Two hexes southwest, four northwest of Alakran.
In the sunset-shadow of the mountainous landmark known as Sutekh's Knee to all who tread the Wahatti plain, there is "a place which none may see but all may know" to cite a traditional riddle -- variously called the Stench, the Whiff, the Foul, the Bowel, or the Stinking Place.
It is limned on our map as hexes of dead land and grass, and indeed the soil there, though brown and dry like the surrounding lands, is curiously ashen and unhappy-looking. The grasses and few shrubs that eke out their existence there seem shrunken, abashed, as if to say -- "This is not my fault". For an awful smell permeates all those lands. It has the worst of life and death about it, the reek of every orifice's tribute and the plunder of grave worms. It reverses not only the will to eat but the will to exist. In those lands or up to five miles downwind, everyone and everything who breathes must make a CON and WIS save, or take one level of exhaustion per failed save.
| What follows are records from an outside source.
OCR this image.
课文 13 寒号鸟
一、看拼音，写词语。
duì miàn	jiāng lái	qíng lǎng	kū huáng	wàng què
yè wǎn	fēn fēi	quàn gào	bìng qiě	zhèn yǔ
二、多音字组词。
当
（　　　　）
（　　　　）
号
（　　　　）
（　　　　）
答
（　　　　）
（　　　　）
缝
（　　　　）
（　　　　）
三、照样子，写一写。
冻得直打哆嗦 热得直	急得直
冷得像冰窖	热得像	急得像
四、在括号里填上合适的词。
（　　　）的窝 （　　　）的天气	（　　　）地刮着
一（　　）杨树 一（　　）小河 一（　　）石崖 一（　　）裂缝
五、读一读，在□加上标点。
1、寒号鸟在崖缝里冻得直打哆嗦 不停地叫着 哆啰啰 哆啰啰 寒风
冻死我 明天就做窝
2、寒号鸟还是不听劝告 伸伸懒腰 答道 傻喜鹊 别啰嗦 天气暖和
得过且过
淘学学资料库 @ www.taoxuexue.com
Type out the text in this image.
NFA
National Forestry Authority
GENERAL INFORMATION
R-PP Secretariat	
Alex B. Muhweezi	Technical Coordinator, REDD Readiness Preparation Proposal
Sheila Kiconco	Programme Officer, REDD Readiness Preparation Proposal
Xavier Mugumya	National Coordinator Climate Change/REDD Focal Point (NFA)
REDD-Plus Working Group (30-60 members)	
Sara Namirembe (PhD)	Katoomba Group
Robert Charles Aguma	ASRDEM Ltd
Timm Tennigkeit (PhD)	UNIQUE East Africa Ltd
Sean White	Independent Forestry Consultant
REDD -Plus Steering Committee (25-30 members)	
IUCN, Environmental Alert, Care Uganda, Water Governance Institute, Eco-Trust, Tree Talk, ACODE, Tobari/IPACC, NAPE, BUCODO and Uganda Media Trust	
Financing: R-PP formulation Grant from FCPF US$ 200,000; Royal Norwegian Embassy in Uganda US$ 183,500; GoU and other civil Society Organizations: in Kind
This fatigue is one reason, perhaps, why Alakran is not more often visited from Gesshed to the west, and why in times of stronger trade to far Dulsharna, westward caravans made a camp by the river whose traces and fire-circles can still be discerned -- even though, unimpaired, it would be possible to crack on further to Gesshed.
Legends of the Stench often implicate Sutekh because of the proximity of his eponymous Knee. At which the serious priests of Set scoff, and turn animist in the defense of their god's ancestor, saying, "All beings have an anus; why not, then, the Earth itself?"